On Thursday, Sen. Mark R. Warner (D-Va.) is to introduce legislation that would revoke those reservations — made under an unofficial system that continued for decades in violation of Army policy — and force the cemetery to determine how many plots have been set aside.
In an interview Monday, Warner said he wanted to make sure that Arlington does not play favorites with its graves and that it does not honor any reservations made after 1962, when officials decided the cemetery’s coveted plots should be offered without regard to rank or status.
“It’s a disgrace that backroom deals were being made and some general might trump the rights of a fallen soldier from Iraq and Afghanistan,” Warner said.
He said he suspects the unofficial reservation system, in which generals and other top officials were promised choice spots by cemetery leaders, explains why the cemetery continued to rely on an antiquated and easily manipulated paper recordkeeping system.

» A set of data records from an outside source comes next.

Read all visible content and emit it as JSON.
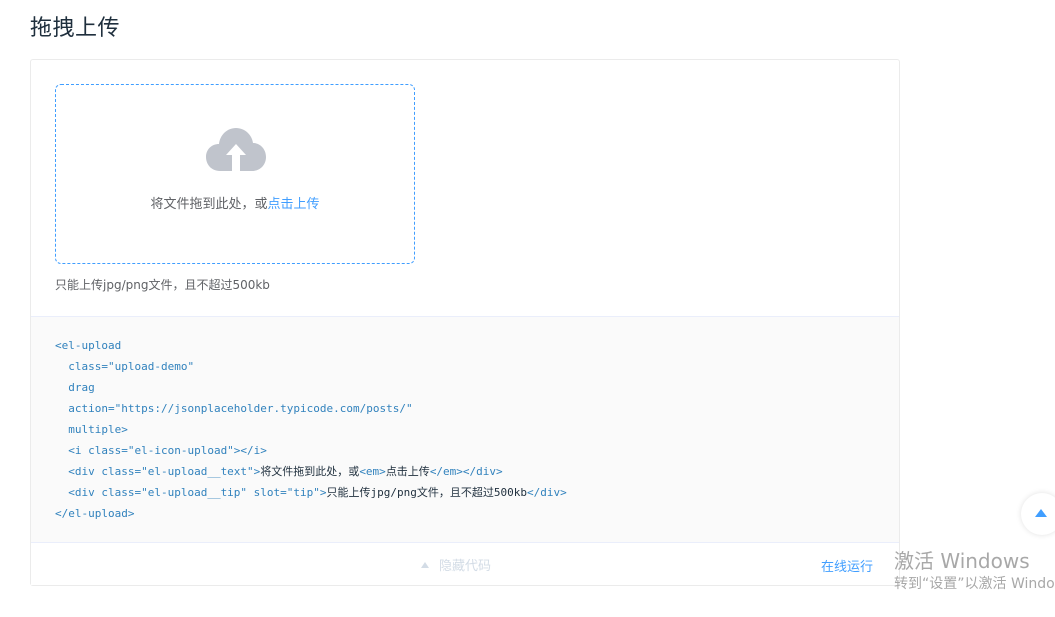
{
  "page": {
    "title": "拖拽上传"
  },
  "upload": {
    "drop_text": "将文件拖到此处，或",
    "click_text": "点击上传",
    "tip": "只能上传jpg/png文件，且不超过500kb",
    "icon": "cloud-upload-icon"
  },
  "code": {
    "lines": [
      "<el-upload",
      "  class=\"upload-demo\"",
      "  drag",
      "  action=\"https://jsonplaceholder.typicode.com/posts/\"",
      "  multiple>",
      "  <i class=\"el-icon-upload\"></i>"
    ],
    "line7": {
      "open": "  <div class=\"el-upload__text\">",
      "text1": "将文件拖到此处，或",
      "em_open": "<em>",
      "text2": "点击上传",
      "close": "</em></div>"
    },
    "line8": {
      "open": "  <div class=\"el-upload__tip\" slot=\"tip\">",
      "text": "只能上传jpg/png文件，且不超过500kb",
      "close": "</div>"
    },
    "last": "</el-upload>"
  },
  "controls": {
    "hide_code": "隐藏代码",
    "run_online": "在线运行"
  },
  "watermark": {
    "title": "激活 Windows",
    "subtitle": "转到“设置”以激活 Windows。"
  },
  "colors": {
    "accent": "#409eff",
    "icon_gray": "#c0c4cc"
  }
}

Starting in 2002, the cemetery spent years and millions of dollars on the project to update the system but had nothing to show for it. Today, the cemetery still relies on a paper recordkeeping system, which shows, for example, that many choice gravesites are not available when they are. A House subcommittee has scheduled a hearing to investigate mismanagement at the cemetery.
Sloppy recordkeeping was at the heart of many of the problems identified in a report last year by the Army inspector general. The report found graves that were unmarked and misidentified, plots marked as occupied that had no headstone, and urns mistakenly dug up and dumped in a dirt pile.
Warner, who has gathered a team of technology companies to help the cemetery digitize its records, said he wonders “whether this failure to act was ineptness or purposeful to make sure there were people jumping the line and not following the rules,” he said. “This may be an explanation as to why they kept the paper system — because there was no transparency; there was no audit trail.”
Army spokesman Gary Tallman said the bill would “codify existing Army regulation and policy prohibiting gravesite reservations.”
Reserving plots at Arlington was the norm until 1962 as the cemetery became popular and began to fill up. But for years afterward, the practice of reserving choice gravesites continued under Raymond J. Costanzo, who was superintendent from 1972 to 1990. John C. Metzler Jr., his successor, who ran the cemetery until he was forced to retire last year, also apparently allowed people to pick areas of the cemetery where they wanted to be buried, Army officials have said.
The Army, which investigated the matter two decades ago and is looking into it again, compiled a list from 1990 with “senior officials” who have plots that “were de facto reserved in violation of Army policy,” according to an Army memo from the time.